We found the problem on Thursday.

Thursday 04/14

ticket 57648 cmspnfs1 due to network outage

Nothing happened to the queues on CDF Enstore at 06:30.
(And noone can prove I did it.)

PRS691 has been cloned.

VO3225 will be replaced.

Friday 04/15

George found DLT tape JL8296 in the problem box.
volser = JL8296  type = A attrib = E
        coordinate = T101271108
        use count = 5
        crash count = 0

2005-04-14 20:38:08 0319 <00443> ERROR: Touch sensor Robot 1 during PUT to rack.
2005-04-14 20:38:08 0319 <01164> AMU/P tells AMU/L to move a cartridge to the problem box.
2005-04-14 20:38:08 000000 <01077> ****> RQMA010319S1164................
2005-04-14 20:38:08 000000 <01150> <**** RQMA010319QCARY1..........P401010101ND...........JL8296
2005-04-14 20:38:10 0321 <00407> ERROR: Cartridge in gripper Robot 1. 

2005-04-15 07:02:07 0000 <01198> Check of EIF-Device No. E00 Segment 00 is complete.
2005-04-15 07:02:07 NTFY <01028> RQMA01A430IN........NTFY......................................000000111301E0000
2005-04-15 07:02:08 000000 <00922> STATUS: Problem box of P401 is empty now.
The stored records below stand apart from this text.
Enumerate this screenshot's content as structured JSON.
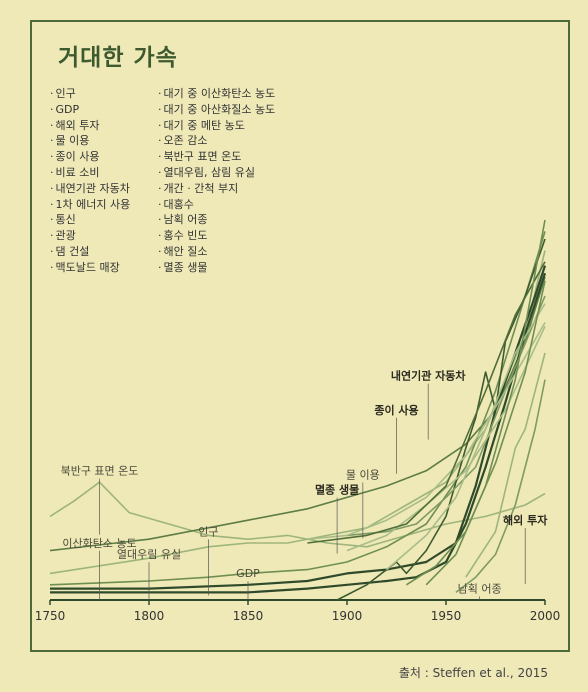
{
  "page": {
    "title": "거대한 가속",
    "source": "출처 : Steffen et al., 2015"
  },
  "legend": {
    "left": [
      "인구",
      "GDP",
      "해외 투자",
      "물 이용",
      "종이 사용",
      "비료 소비",
      "내연기관 자동차",
      "1차 에너지 사용",
      "통신",
      "관광",
      "댐 건설",
      "맥도날드 매장"
    ],
    "right": [
      "대기 중 이산화탄소 농도",
      "대기 중 아산화질소 농도",
      "대기 중 메탄 농도",
      "오존 감소",
      "북반구 표면 온도",
      "열대우림, 삼림 유실",
      "개간 · 간척 부지",
      "대홍수",
      "남획 어종",
      "홍수 빈도",
      "해안 질소",
      "멸종 생물"
    ]
  },
  "colors": {
    "background": "#efe9b8",
    "frame": "#4d6b3a",
    "title": "#3d5a2f",
    "dark_series": "#2f4a2a",
    "mid_series": "#5e7d45",
    "light_series": "#9db57a"
  },
  "chart_data": {
    "type": "line",
    "title": "",
    "xlabel": "",
    "ylabel": "",
    "xlim": [
      1750,
      2000
    ],
    "x_ticks": [
      1750,
      1800,
      1850,
      1900,
      1950,
      2000
    ],
    "ylim": [
      0,
      100
    ],
    "grid": false,
    "annotations": [
      {
        "label": "북반구 표면 온도",
        "bold": false,
        "x": 1775,
        "y": 33
      },
      {
        "label": "인구",
        "bold": false,
        "x": 1830,
        "y": 17
      },
      {
        "label": "이산화탄소 농도",
        "bold": false,
        "x": 1775,
        "y": 14
      },
      {
        "label": "열대우림 유실",
        "bold": false,
        "x": 1800,
        "y": 11
      },
      {
        "label": "GDP",
        "bold": false,
        "x": 1850,
        "y": 6
      },
      {
        "label": "멸종 생물",
        "bold": true,
        "x": 1895,
        "y": 28
      },
      {
        "label": "물 이용",
        "bold": false,
        "x": 1908,
        "y": 32
      },
      {
        "label": "종이 사용",
        "bold": true,
        "x": 1925,
        "y": 49
      },
      {
        "label": "내연기관 자동차",
        "bold": true,
        "x": 1941,
        "y": 58
      },
      {
        "label": "해외 투자",
        "bold": true,
        "x": 1990,
        "y": 20
      },
      {
        "label": "남획 어종",
        "bold": false,
        "x": 1967,
        "y": 2
      }
    ],
    "series": [
      {
        "color": "#9db57a",
        "values": [
          [
            1750,
            22
          ],
          [
            1762,
            26
          ],
          [
            1775,
            31
          ],
          [
            1790,
            23
          ],
          [
            1810,
            20
          ],
          [
            1830,
            17
          ],
          [
            1850,
            16
          ],
          [
            1870,
            17
          ],
          [
            1890,
            15
          ],
          [
            1910,
            14
          ],
          [
            1930,
            17
          ],
          [
            1950,
            20
          ],
          [
            1970,
            22
          ],
          [
            1990,
            25
          ],
          [
            2000,
            28
          ]
        ]
      },
      {
        "color": "#5e7d45",
        "values": [
          [
            1750,
            13
          ],
          [
            1800,
            16
          ],
          [
            1850,
            21
          ],
          [
            1880,
            24
          ],
          [
            1900,
            27
          ],
          [
            1920,
            30
          ],
          [
            1940,
            34
          ],
          [
            1960,
            41
          ],
          [
            1975,
            50
          ],
          [
            1990,
            68
          ],
          [
            2000,
            85
          ]
        ]
      },
      {
        "color": "#9db57a",
        "values": [
          [
            1750,
            7
          ],
          [
            1800,
            11
          ],
          [
            1830,
            14
          ],
          [
            1850,
            15
          ],
          [
            1870,
            15
          ],
          [
            1890,
            17
          ],
          [
            1910,
            19
          ],
          [
            1930,
            25
          ],
          [
            1950,
            31
          ],
          [
            1970,
            45
          ],
          [
            1990,
            70
          ],
          [
            2000,
            92
          ]
        ]
      },
      {
        "color": "#6f8f52",
        "values": [
          [
            1750,
            4
          ],
          [
            1800,
            5
          ],
          [
            1830,
            6
          ],
          [
            1850,
            7
          ],
          [
            1880,
            8
          ],
          [
            1900,
            10
          ],
          [
            1920,
            14
          ],
          [
            1940,
            20
          ],
          [
            1960,
            35
          ],
          [
            1975,
            55
          ],
          [
            1990,
            80
          ],
          [
            2000,
            97
          ]
        ]
      },
      {
        "color": "#2f4a2a",
        "values": [
          [
            1750,
            3
          ],
          [
            1800,
            3
          ],
          [
            1850,
            4
          ],
          [
            1880,
            5
          ],
          [
            1900,
            7
          ],
          [
            1920,
            8
          ],
          [
            1940,
            10
          ],
          [
            1955,
            15
          ],
          [
            1965,
            30
          ],
          [
            1975,
            50
          ],
          [
            1985,
            65
          ],
          [
            1995,
            80
          ],
          [
            2000,
            88
          ]
        ]
      },
      {
        "color": "#2f4a2a",
        "values": [
          [
            1750,
            2
          ],
          [
            1800,
            2
          ],
          [
            1850,
            2
          ],
          [
            1880,
            3
          ],
          [
            1900,
            4
          ],
          [
            1920,
            5
          ],
          [
            1935,
            6
          ],
          [
            1950,
            10
          ],
          [
            1960,
            20
          ],
          [
            1970,
            35
          ],
          [
            1980,
            52
          ],
          [
            1990,
            70
          ],
          [
            2000,
            86
          ]
        ]
      },
      {
        "color": "#3d5a2f",
        "values": [
          [
            1895,
            0
          ],
          [
            1910,
            4
          ],
          [
            1920,
            8
          ],
          [
            1925,
            10
          ],
          [
            1930,
            7
          ],
          [
            1940,
            13
          ],
          [
            1950,
            22
          ],
          [
            1960,
            40
          ],
          [
            1965,
            48
          ],
          [
            1970,
            60
          ],
          [
            1975,
            50
          ],
          [
            1980,
            68
          ],
          [
            1990,
            80
          ],
          [
            2000,
            95
          ]
        ]
      },
      {
        "color": "#7f9a63",
        "values": [
          [
            1900,
            17
          ],
          [
            1920,
            18
          ],
          [
            1935,
            20
          ],
          [
            1950,
            27
          ],
          [
            1965,
            35
          ],
          [
            1980,
            55
          ],
          [
            2000,
            80
          ]
        ]
      },
      {
        "color": "#a8bd88",
        "values": [
          [
            1900,
            13
          ],
          [
            1920,
            17
          ],
          [
            1940,
            25
          ],
          [
            1960,
            34
          ],
          [
            1980,
            50
          ],
          [
            2000,
            72
          ]
        ]
      },
      {
        "color": "#a8bd88",
        "values": [
          [
            1920,
            8
          ],
          [
            1940,
            17
          ],
          [
            1955,
            27
          ],
          [
            1970,
            45
          ],
          [
            1985,
            65
          ],
          [
            2000,
            78
          ]
        ]
      },
      {
        "color": "#a8bd88",
        "values": [
          [
            1880,
            16
          ],
          [
            1900,
            17
          ],
          [
            1920,
            21
          ],
          [
            1940,
            27
          ],
          [
            1960,
            38
          ],
          [
            1980,
            55
          ],
          [
            2000,
            73
          ]
        ]
      },
      {
        "color": "#7f9a63",
        "values": [
          [
            1955,
            2
          ],
          [
            1965,
            6
          ],
          [
            1975,
            12
          ],
          [
            1985,
            25
          ],
          [
            1995,
            45
          ],
          [
            2000,
            58
          ]
        ]
      },
      {
        "color": "#6f8f52",
        "values": [
          [
            1930,
            4
          ],
          [
            1945,
            9
          ],
          [
            1960,
            18
          ],
          [
            1975,
            36
          ],
          [
            1990,
            60
          ],
          [
            2000,
            84
          ]
        ]
      },
      {
        "color": "#4f6e3a",
        "values": [
          [
            1880,
            15
          ],
          [
            1910,
            17
          ],
          [
            1930,
            20
          ],
          [
            1950,
            30
          ],
          [
            1970,
            55
          ],
          [
            1985,
            75
          ],
          [
            2000,
            89
          ]
        ]
      },
      {
        "color": "#6f8f52",
        "values": [
          [
            1940,
            4
          ],
          [
            1955,
            12
          ],
          [
            1970,
            30
          ],
          [
            1985,
            58
          ],
          [
            2000,
            100
          ]
        ]
      },
      {
        "color": "#9db57a",
        "values": [
          [
            1960,
            6
          ],
          [
            1975,
            18
          ],
          [
            1985,
            40
          ],
          [
            1990,
            45
          ],
          [
            1995,
            55
          ],
          [
            2000,
            65
          ]
        ]
      }
    ]
  }
}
George removed two files with CRC of 0 from stkendca6a and stkendca7a.

Received ADIC log report from Greg Arellano:

April 12  Bow not in back position on R1 for Volser JL7878 to drive D4B
April 13  Gripper Handling issue, Bow not in back position for Volser
          JL7906 to drive D2F, Cartridge Not Ejected from Volser
          PRO912L1 to drive D2A.
April 14  There were multiple Touch Sensor warnings during a put. These
          were on Drive D3 and the following Volsers PRO561L1, PRO941L1,
          PRO912L1, PRO919L1, PRO942L1, PRO944L1, PRO961L1 & PRO959L1.
April 15  HOC error for partner 01 & 03

Other:
If we wish/need to create an Enstore workgroup for the Fermi Linux
install now is the time.  Send requests to linux-workgroups@fnal.gov
with the following info.
1. workgroup name
2. maintainer(s), names, e-mail addresses, and kerberos principle names
3. How many systems are expected to use it.